The Federal Appeals Court wants to know why former President Donald Trump's attorneys didn't attempt to use a claim of absolute presidential immunity to shield him from a defamation lawsuit brought by a woman who accused him of sexual assault years ago.

A panel of three judges from the 2nd U.S. Circuit Court of Appeals in Manhattan on Monday heard arguments from Trump's attorney, who claimed that the lower court judge was wrong to reject the defense after it was raised three years after writer E. Jean Carroll first sued Trump. Carroll's lawsuit is aimed at holding Trump accountable for comments he made while president in 2019 after she publicly alleged in a memoir that Trump raped her in a dressing room at a Manhattan luxury department store in 1996. Trump has vehemently denied ever meeting Carroll or assaulting her.

The court did not immediately rule.

Judges Maria Araujo Kahn and Denny Chin questioned Trump attorney Michael Madio about why Trump's attorneys waited until last December to assert that Trump was entitled to immunity for his 2019 statements on the ground of presidential immunity. In an August written ruling, U.S. District Judge Lewis A. Kaplan rejected absolute presidential immunity not just because Trump's attorneys waited so long to make the assertion but also because it would be inappropriate even if it had been made in a timely manner.
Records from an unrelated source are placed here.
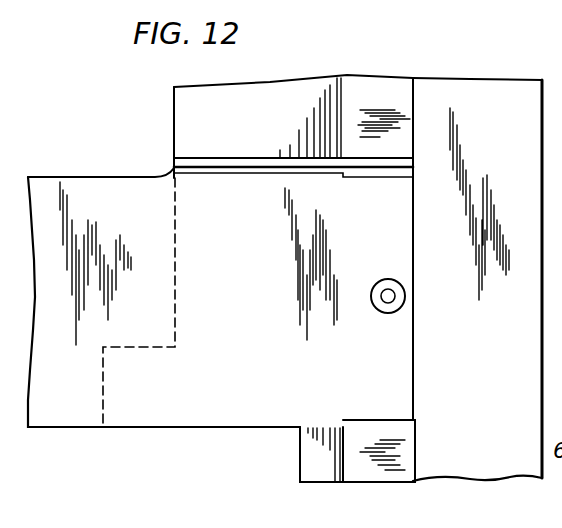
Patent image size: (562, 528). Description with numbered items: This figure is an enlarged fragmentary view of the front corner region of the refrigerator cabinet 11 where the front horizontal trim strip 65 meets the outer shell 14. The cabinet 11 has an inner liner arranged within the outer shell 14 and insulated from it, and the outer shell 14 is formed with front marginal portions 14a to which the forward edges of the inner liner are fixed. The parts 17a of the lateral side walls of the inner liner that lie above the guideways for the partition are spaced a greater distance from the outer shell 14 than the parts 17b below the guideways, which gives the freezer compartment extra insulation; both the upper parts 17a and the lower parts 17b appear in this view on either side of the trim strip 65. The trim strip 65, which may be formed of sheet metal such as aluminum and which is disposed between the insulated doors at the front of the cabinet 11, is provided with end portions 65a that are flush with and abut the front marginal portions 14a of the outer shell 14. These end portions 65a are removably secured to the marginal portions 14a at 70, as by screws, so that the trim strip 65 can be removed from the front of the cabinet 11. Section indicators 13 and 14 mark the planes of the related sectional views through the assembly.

The cabinet 11 is at (286, 95).
The section line 13- 13 is at (54, 125).
The outer shell 14 is at (57, 298).
The front marginal portions 14a is at (466, 466).
The parts of the lateral side walls above the guideways 17a is at (174, 118).
The parts of the lateral side walls below the guideways 17b is at (302, 465).
The front horizontal trim strip 65 is at (201, 430).
The end portions 65a is at (382, 405).
The securing point 70 is at (381, 311).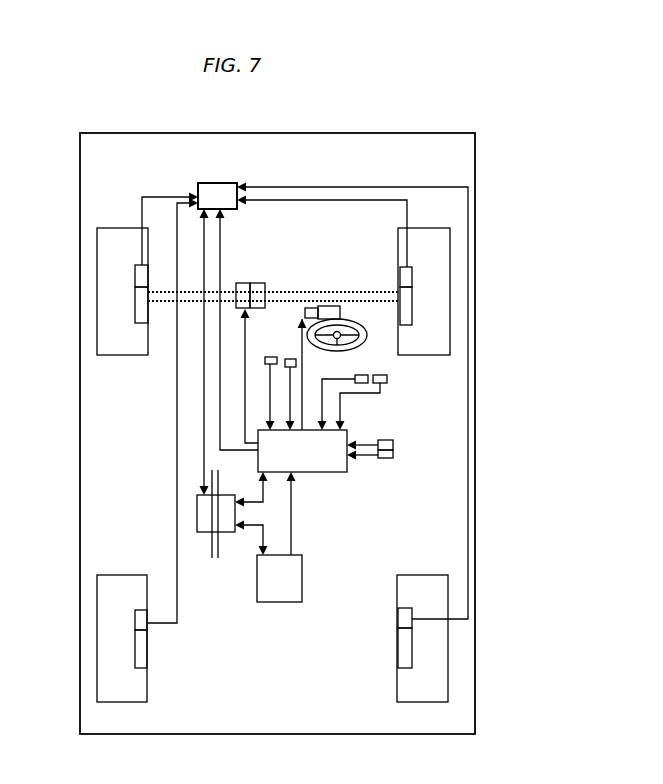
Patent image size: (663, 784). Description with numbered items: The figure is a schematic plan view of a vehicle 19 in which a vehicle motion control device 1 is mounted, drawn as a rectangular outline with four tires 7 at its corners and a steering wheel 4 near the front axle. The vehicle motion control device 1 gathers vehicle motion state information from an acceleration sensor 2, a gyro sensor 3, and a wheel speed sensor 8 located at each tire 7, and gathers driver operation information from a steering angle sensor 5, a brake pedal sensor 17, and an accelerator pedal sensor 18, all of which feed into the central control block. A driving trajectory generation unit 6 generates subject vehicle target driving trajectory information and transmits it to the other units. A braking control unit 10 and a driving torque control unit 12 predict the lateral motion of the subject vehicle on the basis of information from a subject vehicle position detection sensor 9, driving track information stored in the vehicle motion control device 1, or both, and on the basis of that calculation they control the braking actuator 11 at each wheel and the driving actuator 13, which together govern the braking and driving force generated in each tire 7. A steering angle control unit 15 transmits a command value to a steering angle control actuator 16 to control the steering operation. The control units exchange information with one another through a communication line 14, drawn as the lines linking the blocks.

"While there is a national interest in protecting the President of the United States from the costs of litigation and potential liability, there is also a national interest in making sure that even a President is held accountable in court for wrongful conduct that has nothing to do with his official duties," Kaplan wrote.

Chin asked Madio later in the discussion about the three-year delay in raising the claim: "If that's so, then why can't Judge Kaplan say it's too late?"

Madio responded that it wouldn't affect Carroll's demand that the defense be asserted now. He also insisted that absolute presidential immunity is a defense that neither Trump nor any other president can waive.

The appeals court took up the question on an expedited basis after Kaplan scheduled a trial for January on the damage claims in a lawsuit filed in November 2019.

In the spring, Manhattan federal jurors found that Trump had subjected Carroll to sexual assault but tossed her defamation claim, which was filed in November 2019 after New York state courts had temporarily changed the law to permit people to sue over sexual assault even decades later.

The ruling left the defamation case pending. Kaplan ruled that the earlier jury findings were applicable to the 2019 case since Trump's comments in both lawsuits were essentially the same. He said a January trial will determine the amount of damages Carroll is owed. She is demanding more than $10 million.